Сашка со Светой молчали, но отношение к происходящему было написано на их лицах. Одна мама подробно расспросила меня, как дела у Дилана. Ничего определённого я говорить ей не стала, во избежание нового потока обвинений.
В больницу я вернулась уже после обеда, первым делом пришла к Дилану. Он лежал в общей палате, не спал. Я заметила, что отёк начал потихоньку спадать с его лица.
— Привет! Выглядишь гораздо лучше. Как ты себя чувствуешь?
— Нормально.
— Это хорошо. Я принесла тебе кое-что. Выпей, ещё тёплый.
— Что это?
— Отвар живицы. Секрет твоей бабушки. Поставит тебя на ноги. — обнадёжила его я. — Врач приходил?
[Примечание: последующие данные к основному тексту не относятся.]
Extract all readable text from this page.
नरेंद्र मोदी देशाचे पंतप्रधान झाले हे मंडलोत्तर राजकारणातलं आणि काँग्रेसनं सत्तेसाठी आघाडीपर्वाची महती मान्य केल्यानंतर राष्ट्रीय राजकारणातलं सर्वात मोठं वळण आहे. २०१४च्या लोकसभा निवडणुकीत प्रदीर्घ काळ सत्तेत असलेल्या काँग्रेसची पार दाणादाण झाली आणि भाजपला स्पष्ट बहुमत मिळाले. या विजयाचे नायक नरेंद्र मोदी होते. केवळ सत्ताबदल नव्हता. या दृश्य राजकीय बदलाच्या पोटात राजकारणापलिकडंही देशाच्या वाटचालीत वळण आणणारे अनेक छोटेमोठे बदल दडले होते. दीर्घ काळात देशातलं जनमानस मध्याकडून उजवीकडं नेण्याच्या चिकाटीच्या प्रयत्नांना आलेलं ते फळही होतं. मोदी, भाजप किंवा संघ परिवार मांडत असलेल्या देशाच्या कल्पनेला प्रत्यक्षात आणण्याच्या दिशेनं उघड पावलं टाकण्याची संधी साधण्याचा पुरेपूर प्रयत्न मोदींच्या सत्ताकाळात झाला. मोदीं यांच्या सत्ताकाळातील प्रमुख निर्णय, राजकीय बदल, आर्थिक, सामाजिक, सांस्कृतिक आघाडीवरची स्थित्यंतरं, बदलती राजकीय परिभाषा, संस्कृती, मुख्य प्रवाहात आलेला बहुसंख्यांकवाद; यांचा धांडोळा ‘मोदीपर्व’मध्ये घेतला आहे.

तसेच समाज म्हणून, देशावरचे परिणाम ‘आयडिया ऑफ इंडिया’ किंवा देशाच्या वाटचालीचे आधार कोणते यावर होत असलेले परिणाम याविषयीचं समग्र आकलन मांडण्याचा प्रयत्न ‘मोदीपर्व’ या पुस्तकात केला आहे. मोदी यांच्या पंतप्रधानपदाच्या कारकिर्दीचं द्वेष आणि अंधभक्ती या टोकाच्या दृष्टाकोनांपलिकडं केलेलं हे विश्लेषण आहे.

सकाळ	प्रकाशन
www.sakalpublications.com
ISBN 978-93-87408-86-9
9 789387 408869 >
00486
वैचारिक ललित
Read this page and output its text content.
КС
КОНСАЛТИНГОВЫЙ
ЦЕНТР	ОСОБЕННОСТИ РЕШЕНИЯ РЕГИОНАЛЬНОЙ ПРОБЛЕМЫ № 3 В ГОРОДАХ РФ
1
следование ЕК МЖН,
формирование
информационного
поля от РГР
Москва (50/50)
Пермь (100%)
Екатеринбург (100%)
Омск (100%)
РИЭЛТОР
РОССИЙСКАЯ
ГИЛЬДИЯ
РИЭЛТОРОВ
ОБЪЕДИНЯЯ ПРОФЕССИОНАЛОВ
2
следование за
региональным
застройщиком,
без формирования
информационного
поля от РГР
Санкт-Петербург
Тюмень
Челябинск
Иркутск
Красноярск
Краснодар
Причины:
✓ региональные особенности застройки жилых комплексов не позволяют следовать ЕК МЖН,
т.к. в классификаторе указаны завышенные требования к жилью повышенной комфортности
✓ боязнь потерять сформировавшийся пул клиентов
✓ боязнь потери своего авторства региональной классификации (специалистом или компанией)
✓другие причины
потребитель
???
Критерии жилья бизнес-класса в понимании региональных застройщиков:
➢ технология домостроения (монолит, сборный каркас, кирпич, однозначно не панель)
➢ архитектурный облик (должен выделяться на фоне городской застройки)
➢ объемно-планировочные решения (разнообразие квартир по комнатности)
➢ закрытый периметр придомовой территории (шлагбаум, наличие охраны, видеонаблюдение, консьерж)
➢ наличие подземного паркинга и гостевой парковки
Что сказал?
— Ничего особенного, поставили капельницу с утра и всё.
— Ел что-нибудь?
— Нет, не хотелось, ещё тошнит.
— Пей отвар, поедем домой, нечего тебе здесь больше делать.
— Куда домой? — не совсем понял Дилан.
— Пока что вернёмся в Нижний Волчок.
— А потом что?
— Потом нам потребуется какое-то время на то, чтобы Максим смог заново привыкнуть к тебе. Я постараюсь поговорить с ним, пока что он не готов к этому. — уклончиво ответила я. — Я сейчас пойду к твоему врачу, а ты пока выпей отвар.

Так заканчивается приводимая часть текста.